OPINIÃO
18/08/2014 10:05 -03 | Atualizado 26/01/2017 21:52 -02

Como não cortar as asas de uma criança que pode voar

Quando meu filho ficou empolgado para ir à festa de Dia dos Pais da escola mesmo sem ter um na certidão de nascimento eu não sabia o que fazer. Ele pulava pela sala todo feliz que vai homenagear a madrinha.

Andrew Rich via Getty Images

Quando meu filho ficou empolgado para ir à festa de Dia dos Pais da escola mesmo sem ter um na certidão de nascimento eu não sabia o que fazer. Ele pulava pela sala todo feliz que vai homenagear a madrinha.

Toda a minha preparação para que ele lidasse com a situação da melhor maneira possível era desnecessária, e talvez faltasse a mim o preparo para conviver diariamente com uma pessoa que vê a vida pelo brilho nos próprios olhos, não por circunstâncias desfavoráveis.
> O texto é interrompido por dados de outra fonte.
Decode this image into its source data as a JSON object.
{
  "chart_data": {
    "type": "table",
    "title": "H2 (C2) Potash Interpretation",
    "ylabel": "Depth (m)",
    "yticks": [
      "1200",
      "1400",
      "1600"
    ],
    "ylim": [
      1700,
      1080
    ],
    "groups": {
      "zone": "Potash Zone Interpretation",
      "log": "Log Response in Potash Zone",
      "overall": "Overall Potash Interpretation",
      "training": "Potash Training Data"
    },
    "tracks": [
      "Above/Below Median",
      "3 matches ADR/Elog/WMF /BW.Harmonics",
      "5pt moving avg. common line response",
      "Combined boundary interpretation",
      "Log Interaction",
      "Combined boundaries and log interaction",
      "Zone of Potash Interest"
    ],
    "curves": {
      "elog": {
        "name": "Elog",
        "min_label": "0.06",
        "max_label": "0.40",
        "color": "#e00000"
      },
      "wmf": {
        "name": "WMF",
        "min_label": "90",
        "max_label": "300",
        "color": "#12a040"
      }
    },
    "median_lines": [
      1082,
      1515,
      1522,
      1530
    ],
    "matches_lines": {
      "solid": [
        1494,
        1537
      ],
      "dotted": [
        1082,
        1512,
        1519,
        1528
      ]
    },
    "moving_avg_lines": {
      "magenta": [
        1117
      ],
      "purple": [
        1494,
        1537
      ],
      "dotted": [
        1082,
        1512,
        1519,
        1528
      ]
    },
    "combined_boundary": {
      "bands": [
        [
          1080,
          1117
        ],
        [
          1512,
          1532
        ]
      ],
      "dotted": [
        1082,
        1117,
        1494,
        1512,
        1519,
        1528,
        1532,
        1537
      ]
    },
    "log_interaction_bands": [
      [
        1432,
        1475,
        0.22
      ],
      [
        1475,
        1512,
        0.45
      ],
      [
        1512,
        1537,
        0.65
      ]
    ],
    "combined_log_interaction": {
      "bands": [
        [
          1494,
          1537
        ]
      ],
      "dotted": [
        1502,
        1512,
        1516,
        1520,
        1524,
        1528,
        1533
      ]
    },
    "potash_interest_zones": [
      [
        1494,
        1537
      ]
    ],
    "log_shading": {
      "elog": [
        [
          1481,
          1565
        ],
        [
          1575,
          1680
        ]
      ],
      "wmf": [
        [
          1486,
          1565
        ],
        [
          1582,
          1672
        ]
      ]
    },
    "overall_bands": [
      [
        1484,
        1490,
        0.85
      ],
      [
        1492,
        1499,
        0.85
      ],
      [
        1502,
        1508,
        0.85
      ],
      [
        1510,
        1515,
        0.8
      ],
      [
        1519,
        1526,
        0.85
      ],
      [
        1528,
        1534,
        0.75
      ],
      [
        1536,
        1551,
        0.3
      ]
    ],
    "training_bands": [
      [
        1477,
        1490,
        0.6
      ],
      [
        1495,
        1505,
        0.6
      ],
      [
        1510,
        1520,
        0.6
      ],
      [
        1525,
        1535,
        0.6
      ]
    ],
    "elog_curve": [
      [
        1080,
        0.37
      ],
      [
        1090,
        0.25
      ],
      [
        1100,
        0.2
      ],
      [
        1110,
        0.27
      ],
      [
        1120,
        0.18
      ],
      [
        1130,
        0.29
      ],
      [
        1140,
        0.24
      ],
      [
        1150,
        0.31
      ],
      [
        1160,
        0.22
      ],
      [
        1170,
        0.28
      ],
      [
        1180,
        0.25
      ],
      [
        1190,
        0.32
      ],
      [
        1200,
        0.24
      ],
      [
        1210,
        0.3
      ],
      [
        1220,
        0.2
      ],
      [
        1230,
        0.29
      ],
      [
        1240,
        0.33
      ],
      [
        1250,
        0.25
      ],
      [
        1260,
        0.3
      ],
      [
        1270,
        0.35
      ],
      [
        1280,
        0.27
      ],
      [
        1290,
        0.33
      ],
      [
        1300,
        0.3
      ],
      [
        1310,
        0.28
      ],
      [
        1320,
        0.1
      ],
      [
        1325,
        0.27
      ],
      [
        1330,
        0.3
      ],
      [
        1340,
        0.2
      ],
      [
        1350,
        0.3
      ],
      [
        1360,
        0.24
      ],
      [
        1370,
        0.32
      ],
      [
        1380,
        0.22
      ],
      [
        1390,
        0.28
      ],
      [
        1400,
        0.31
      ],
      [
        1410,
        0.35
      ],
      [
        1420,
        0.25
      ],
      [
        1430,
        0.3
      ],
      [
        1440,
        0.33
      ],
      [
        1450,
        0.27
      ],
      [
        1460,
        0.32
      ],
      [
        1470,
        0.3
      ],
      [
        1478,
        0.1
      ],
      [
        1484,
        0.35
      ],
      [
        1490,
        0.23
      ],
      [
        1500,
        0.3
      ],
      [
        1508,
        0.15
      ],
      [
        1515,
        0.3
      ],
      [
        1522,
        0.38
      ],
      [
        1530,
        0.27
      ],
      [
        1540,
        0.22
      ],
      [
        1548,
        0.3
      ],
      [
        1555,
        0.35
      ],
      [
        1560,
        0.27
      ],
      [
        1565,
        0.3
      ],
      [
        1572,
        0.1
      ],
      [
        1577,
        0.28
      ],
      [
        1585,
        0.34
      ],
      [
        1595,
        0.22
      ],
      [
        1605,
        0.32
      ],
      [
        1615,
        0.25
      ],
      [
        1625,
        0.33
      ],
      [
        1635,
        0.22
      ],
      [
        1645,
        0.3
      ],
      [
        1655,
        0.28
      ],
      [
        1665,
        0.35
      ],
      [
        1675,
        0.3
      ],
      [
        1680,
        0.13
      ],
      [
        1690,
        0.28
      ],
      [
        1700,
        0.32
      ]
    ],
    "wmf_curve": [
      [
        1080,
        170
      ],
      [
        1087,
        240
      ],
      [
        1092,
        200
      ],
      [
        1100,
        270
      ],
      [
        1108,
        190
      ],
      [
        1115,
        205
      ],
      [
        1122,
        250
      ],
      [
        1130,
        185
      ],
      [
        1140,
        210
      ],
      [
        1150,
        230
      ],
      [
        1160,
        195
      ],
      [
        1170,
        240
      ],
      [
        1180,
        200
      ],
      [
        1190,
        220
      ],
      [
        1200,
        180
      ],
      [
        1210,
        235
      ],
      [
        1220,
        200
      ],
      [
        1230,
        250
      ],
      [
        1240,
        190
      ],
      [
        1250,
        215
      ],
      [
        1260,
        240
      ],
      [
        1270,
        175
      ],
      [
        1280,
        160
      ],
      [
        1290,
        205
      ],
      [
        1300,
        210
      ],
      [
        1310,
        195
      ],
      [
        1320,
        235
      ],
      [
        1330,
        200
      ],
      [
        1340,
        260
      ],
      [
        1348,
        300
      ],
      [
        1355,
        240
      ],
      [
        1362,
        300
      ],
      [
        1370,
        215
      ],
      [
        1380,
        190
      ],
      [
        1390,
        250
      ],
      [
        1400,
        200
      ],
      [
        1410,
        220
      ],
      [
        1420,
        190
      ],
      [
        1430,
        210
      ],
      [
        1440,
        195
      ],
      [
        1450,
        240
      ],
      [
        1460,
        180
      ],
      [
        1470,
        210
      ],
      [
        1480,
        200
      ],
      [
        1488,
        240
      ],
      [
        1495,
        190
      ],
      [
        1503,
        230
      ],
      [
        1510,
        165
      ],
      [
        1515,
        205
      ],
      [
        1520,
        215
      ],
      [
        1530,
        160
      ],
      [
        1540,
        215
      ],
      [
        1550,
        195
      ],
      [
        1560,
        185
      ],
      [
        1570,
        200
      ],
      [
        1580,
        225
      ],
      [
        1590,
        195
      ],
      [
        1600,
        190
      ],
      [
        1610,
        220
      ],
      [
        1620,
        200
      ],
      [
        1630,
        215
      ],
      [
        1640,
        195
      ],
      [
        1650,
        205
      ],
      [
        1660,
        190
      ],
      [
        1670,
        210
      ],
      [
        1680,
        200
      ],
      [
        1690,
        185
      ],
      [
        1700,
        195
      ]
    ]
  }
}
Tendemos a enxergar a vida pelo que nos abate ou poderia ter abatido, só que isso não está tatuado na testa de ninguém, a gente não sabe a dor que vai dentro do mesmo peito que solta uma gargalhada. E meu filho, do alto de seus 3 anos de idade, me ensinou a ver o que estava na cara: nenhuma pessoa se define por tragédias pessoais, mas pelas razões que a levam a seguir em frente e pela forma como faz isso.

A vida é um seguir em frente. A cada obstáculo que se impõe sobre nós, encontramos uma forma de saltar ou contornar. A nossa identidade é essa ação, não o obstáculo. Transpor isso para a vida de um filho, uma vida pela qual a gente se sente responsável mas só o é realmente em determinadas circunstâncias, acaba sendo um aprendizado contínuo.

Nossa tendência natural é assumir a responsabilidade pela adversidade, quer seja pelo sentimento de culpa que toma o corpo a partir do momento da fecundação ou pelas inúmeras tentativas de impor a culpa a pais e mães, bombardeadas de todos os lados.

Uma mãe solteira pode escolher se apegar às próprias dores ou ao que eu aprendi recentemente serem os "amigos de Jó", os que são amigos porque estão presentes mas cuja presença tem o objetivo de jogar na sua cara todos os erros que você cometeu.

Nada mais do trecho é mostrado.